If these new neurons are deforming brain tissue, says Scott, are they also disrupting memories along the way? And, if neurogenesis comes with a cost, how does that balance against the brain’s capacity for learning new things and repairing after injury?
Scott has two—as yet untested—hypotheses for what the findings might mean for the human brain. The first is that our brains evolved to limit neurogenesis after birth as a form of protection—a way of making sure determined neurons couldn’t barge through mature connections and damage memory storage.
“There is an alternative framing that is more optimistic,” he says. “Our discovery of tunneling shows how cells can move without glia scaffolds.” These are the structures that operate as highways for migrating neurons.
“Most glia scaffolds are lost in humans after birth, and this loss was thought to be an obstacle for neurogenesis in the adult brain,” says Scott. “However, our work shows that new neurons in the bird do not need this glia scaffold. This is exciting because it means that brain repair may not require specialized glia scaffolds.” That opens the door for scientists to explore potential stem-cell therapies that would spark neurogenesis in humans.
Next: Figuring Out the How and Why of Neurogenesis
In current studies, Scott and the team in his BU Laboratory of Comparative Cognition are digging into the biology driving neurogenesis to uncover which genes are regulating the process. Much of the work merges ideas and tools from biomedical engineering and neuroethology, the study of the mechanisms underpinning animal behavior.
“Right now, we’re using a technique called single-cell RNA sequencing to identify genes that are expressed by these new neurons as they migrate,” says Scott. “We want to know what other cells they’re talking to as they move and how they are speaking to these different cells.”
That’ll help them figure out whether neurons warn other cells they’re travelling through and how they know where to stop and integrate with a current circuit.
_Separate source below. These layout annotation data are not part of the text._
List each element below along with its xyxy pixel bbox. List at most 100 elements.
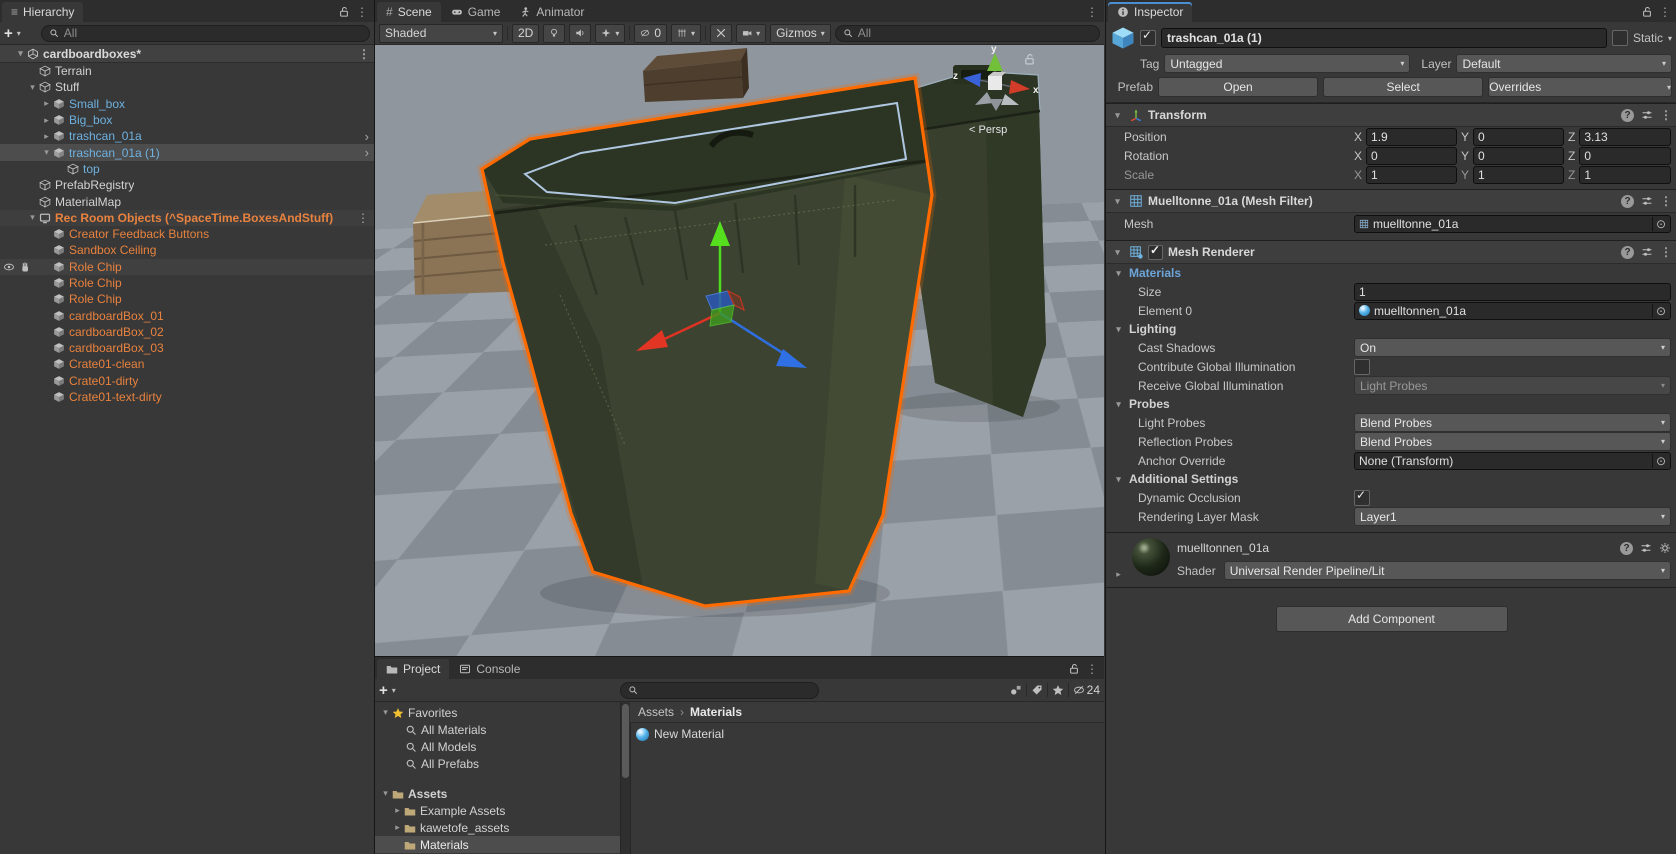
assets-folder-row[interactable]: ▸ Example Assets xyxy=(375,802,620,819)
rotation-x-field[interactable]: 0 xyxy=(1366,147,1457,165)
audio-toggle[interactable] xyxy=(569,24,591,43)
hierarchy-item-row[interactable]: Creator Feedback Buttons xyxy=(0,226,374,242)
material-foldout-arrow[interactable]: ▸ xyxy=(1112,569,1125,580)
hidden-packages-toggle[interactable]: 24 xyxy=(1073,683,1100,697)
scale-z-field[interactable]: 1 xyxy=(1579,166,1671,184)
rotation-z-field[interactable]: 0 xyxy=(1579,147,1671,165)
shading-mode-dropdown[interactable]: Shaded ▾ xyxy=(379,24,503,43)
hierarchy-item-row[interactable]: Role Chip xyxy=(0,259,374,275)
component-menu-icon[interactable]: ⋮ xyxy=(1660,245,1672,259)
layer-dropdown[interactable]: Default▾ xyxy=(1456,54,1672,73)
materials-foldout[interactable]: ▾ Materials xyxy=(1106,264,1676,282)
favorites-item-row[interactable]: All Models xyxy=(375,738,620,755)
foldout-arrow[interactable]: ▾ xyxy=(26,212,39,223)
materials-size-field[interactable]: 1 xyxy=(1354,283,1671,301)
component-menu-icon[interactable]: ⋮ xyxy=(1660,194,1672,208)
hierarchy-item-row[interactable]: ▾Stuff xyxy=(0,79,374,95)
contribute-gi-checkbox[interactable] xyxy=(1354,359,1370,375)
hierarchy-item-row[interactable]: Role Chip xyxy=(0,291,374,307)
foldout-arrow[interactable]: ▸ xyxy=(391,822,404,833)
scene-menu-icon[interactable]: ⋮ xyxy=(358,47,370,61)
tab-scene[interactable]: # Scene xyxy=(377,2,441,22)
create-asset-button[interactable]: + xyxy=(379,683,388,698)
help-icon[interactable]: ? xyxy=(1620,542,1633,555)
material-preview-sphere[interactable] xyxy=(1132,538,1170,576)
file-item[interactable]: New Material xyxy=(630,723,1104,745)
hierarchy-item-row[interactable]: ▸Small_box xyxy=(0,96,374,112)
foldout-arrow[interactable]: ▾ xyxy=(26,82,39,93)
hierarchy-item-row[interactable]: Crate01-text-dirty xyxy=(0,389,374,405)
2d-toggle[interactable]: 2D xyxy=(512,24,539,43)
lock-icon[interactable] xyxy=(1068,663,1080,675)
assets-root-row[interactable]: ▾ Assets xyxy=(375,785,620,802)
materials-element-field[interactable]: muelltonnen_01a ⊙ xyxy=(1354,302,1671,320)
camera-settings-dropdown[interactable]: ▾ xyxy=(736,24,766,43)
transform-component-header[interactable]: ▾ Transform ? ⋮ xyxy=(1106,103,1676,127)
create-dropdown-arrow[interactable]: ▾ xyxy=(17,29,21,38)
component-tools-button[interactable] xyxy=(710,24,732,43)
object-picker-icon[interactable]: ⊙ xyxy=(1652,217,1666,231)
tab-hierarchy[interactable]: ≡ Hierarchy xyxy=(2,2,83,22)
lighting-foldout[interactable]: ▾ Lighting xyxy=(1106,320,1676,338)
tab-console[interactable]: Console xyxy=(450,659,529,679)
panel-menu-icon[interactable]: ⋮ xyxy=(1086,5,1098,19)
hierarchy-item-row[interactable]: PrefabRegistry xyxy=(0,177,374,193)
lighting-toggle[interactable] xyxy=(543,24,565,43)
hierarchy-item-row[interactable]: cardboardBox_02 xyxy=(0,324,374,340)
grid-visibility-dropdown[interactable]: ▾ xyxy=(671,24,701,43)
static-dropdown-arrow[interactable]: ▾ xyxy=(1668,34,1672,43)
shader-dropdown[interactable]: Universal Render Pipeline/Lit▾ xyxy=(1224,561,1671,580)
prefab-open-chevron[interactable]: › xyxy=(365,146,369,159)
scene-viewport[interactable]: y x z < Persp xyxy=(375,45,1104,656)
favorites-item-row[interactable]: All Materials xyxy=(375,721,620,738)
hierarchy-item-row[interactable]: Terrain xyxy=(0,63,374,79)
create-object-button[interactable]: + xyxy=(4,26,13,41)
foldout-arrow[interactable]: ▾ xyxy=(1112,324,1125,335)
hierarchy-item-row[interactable]: Crate01-clean xyxy=(0,356,374,372)
object-picker-icon[interactable]: ⊙ xyxy=(1652,304,1666,318)
perspective-label[interactable]: < Persp xyxy=(969,124,1007,136)
foldout-arrow[interactable]: ▾ xyxy=(1111,247,1124,258)
panel-menu-icon[interactable]: ⋮ xyxy=(1659,5,1671,19)
foldout-arrow[interactable]: ▾ xyxy=(40,147,53,158)
foldout-arrow[interactable]: ▸ xyxy=(391,805,404,816)
favorites-root-row[interactable]: ▾ Favorites xyxy=(375,704,620,721)
selected-trashcan-object[interactable] xyxy=(482,78,932,606)
favorites-item-row[interactable]: All Prefabs xyxy=(375,755,620,772)
scene-search-input[interactable]: All xyxy=(835,25,1100,42)
static-checkbox[interactable] xyxy=(1612,30,1628,46)
rotation-y-field[interactable]: 0 xyxy=(1473,147,1564,165)
hidden-objects-toggle[interactable]: 0 xyxy=(634,24,667,43)
lock-icon[interactable] xyxy=(338,6,350,18)
panel-menu-icon[interactable]: ⋮ xyxy=(1086,662,1098,676)
component-menu-icon[interactable]: ⋮ xyxy=(1660,108,1672,122)
prefab-overrides-dropdown[interactable]: Overrides▾ xyxy=(1488,77,1672,97)
hierarchy-item-row[interactable]: cardboardBox_03 xyxy=(0,340,374,356)
mesh-renderer-component-header[interactable]: ▾ Mesh Renderer ? ⋮ xyxy=(1106,240,1676,264)
active-checkbox[interactable] xyxy=(1140,30,1156,46)
hierarchy-item-row[interactable]: ▸trashcan_01a› xyxy=(0,128,374,144)
panel-menu-icon[interactable]: ⋮ xyxy=(356,5,368,19)
mesh-filter-component-header[interactable]: ▾ Muelltonne_01a (Mesh Filter) ? ⋮ xyxy=(1106,189,1676,213)
foldout-arrow[interactable]: ▾ xyxy=(1112,474,1125,485)
assets-folder-row[interactable]: ▸ kawetofe_assets xyxy=(375,819,620,836)
hierarchy-item-row[interactable]: top xyxy=(0,161,374,177)
presets-icon[interactable] xyxy=(1641,195,1653,207)
gizmos-dropdown[interactable]: Gizmos▾ xyxy=(770,24,831,43)
probes-foldout[interactable]: ▾ Probes xyxy=(1106,395,1676,413)
tab-game[interactable]: Game xyxy=(442,2,510,22)
hierarchy-item-row[interactable]: ▾trashcan_01a (1)› xyxy=(0,144,374,160)
saved-search-star-icon[interactable] xyxy=(1052,684,1064,696)
tab-inspector[interactable]: Inspector xyxy=(1108,2,1192,22)
object-picker-icon[interactable]: ⊙ xyxy=(1652,454,1666,468)
hierarchy-item-row[interactable]: Crate01-dirty xyxy=(0,373,374,389)
mesh-object-field[interactable]: muelltonne_01a ⊙ xyxy=(1354,215,1671,233)
hierarchy-item-row[interactable]: ▾Rec Room Objects (^SpaceTime.BoxesAndSt… xyxy=(0,210,374,226)
help-icon[interactable]: ? xyxy=(1621,246,1634,259)
row-visibility-toggles[interactable] xyxy=(3,261,31,273)
prefab-open-button[interactable]: Open xyxy=(1158,77,1318,97)
presets-icon[interactable] xyxy=(1641,109,1653,121)
create-dropdown-arrow[interactable]: ▾ xyxy=(392,686,396,695)
foldout-arrow[interactable]: ▾ xyxy=(1112,268,1125,279)
search-by-label-icon[interactable] xyxy=(1031,684,1043,696)
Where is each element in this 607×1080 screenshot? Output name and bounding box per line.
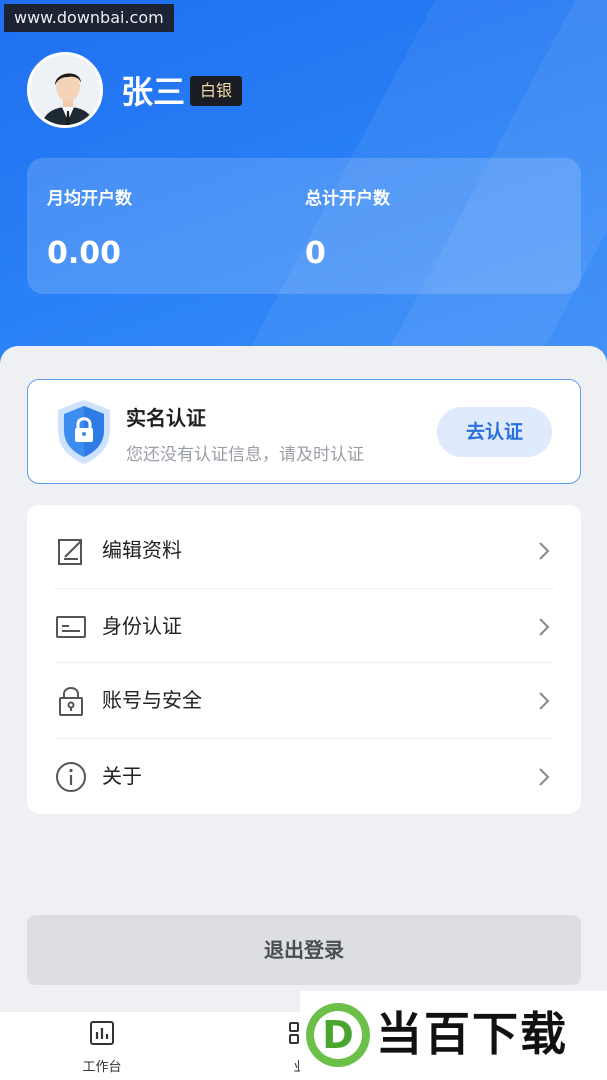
menu-item-edit-profile[interactable]: 编辑资料 — [27, 513, 581, 588]
stat-total-label: 总计开户数 — [305, 189, 390, 209]
stat-monthly-value: 0.00 — [47, 236, 122, 271]
verification-description: 您还没有认证信息，请及时认证 — [126, 445, 364, 465]
chevron-right-icon — [539, 542, 550, 560]
user-name: 张三 — [121, 73, 186, 111]
info-icon — [56, 762, 86, 792]
stat-total-value: 0 — [305, 236, 326, 271]
chevron-right-icon — [539, 692, 550, 710]
menu-item-identity[interactable]: 身份认证 — [27, 589, 581, 664]
edit-icon — [58, 539, 82, 565]
ad-text: 当百下载 — [376, 1007, 568, 1061]
menu-label: 编辑资料 — [102, 538, 182, 562]
tab-workbench[interactable]: 工作台 — [42, 1012, 162, 1080]
chevron-right-icon — [539, 768, 550, 786]
menu-label: 账号与安全 — [102, 688, 202, 712]
avatar[interactable] — [27, 52, 103, 128]
menu-label: 身份认证 — [102, 614, 182, 638]
menu-item-about[interactable]: 关于 — [27, 739, 581, 814]
ad-logo-letter: D — [322, 1013, 354, 1057]
menu-label: 关于 — [102, 764, 142, 788]
tab-label: 工作台 — [82, 1060, 122, 1075]
id-card-icon — [56, 616, 86, 638]
download-site-logo-icon: D — [306, 1003, 370, 1067]
chevron-right-icon — [539, 618, 550, 636]
dashboard-icon — [90, 1021, 114, 1045]
verification-card[interactable]: 实名认证 您还没有认证信息，请及时认证 去认证 — [27, 379, 581, 484]
settings-menu: 编辑资料 身份认证 账号与安全 关于 — [27, 505, 581, 814]
verify-button[interactable]: 去认证 — [437, 407, 552, 457]
stats-card: 月均开户数 0.00 总计开户数 0 — [27, 158, 581, 294]
level-badge: 白银 — [190, 76, 243, 106]
lock-icon — [59, 687, 83, 716]
menu-item-account-security[interactable]: 账号与安全 — [27, 663, 581, 738]
watermark: www.downbai.com — [4, 4, 174, 32]
shield-lock-icon — [58, 400, 110, 464]
verification-title: 实名认证 — [126, 406, 206, 430]
logout-button[interactable]: 退出登录 — [27, 915, 581, 985]
stat-monthly-label: 月均开户数 — [47, 189, 132, 209]
ad-banner[interactable]: D 当百下载 — [300, 991, 607, 1080]
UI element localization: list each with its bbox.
“We share a lot with our animal relatives on this planet,” says Scott. And, while the term “bird brain” might be an insult, by learning more about the biology of songbird brains, he says, we could learn some remarkable things about our own.
This research was funded with support from the BU Neurophotonics Center. The study also included researchers from the MRC Laboratory of Molecular Biology, United Kingdom, and the Max Planck Institute for Biological Intelligence, Germany.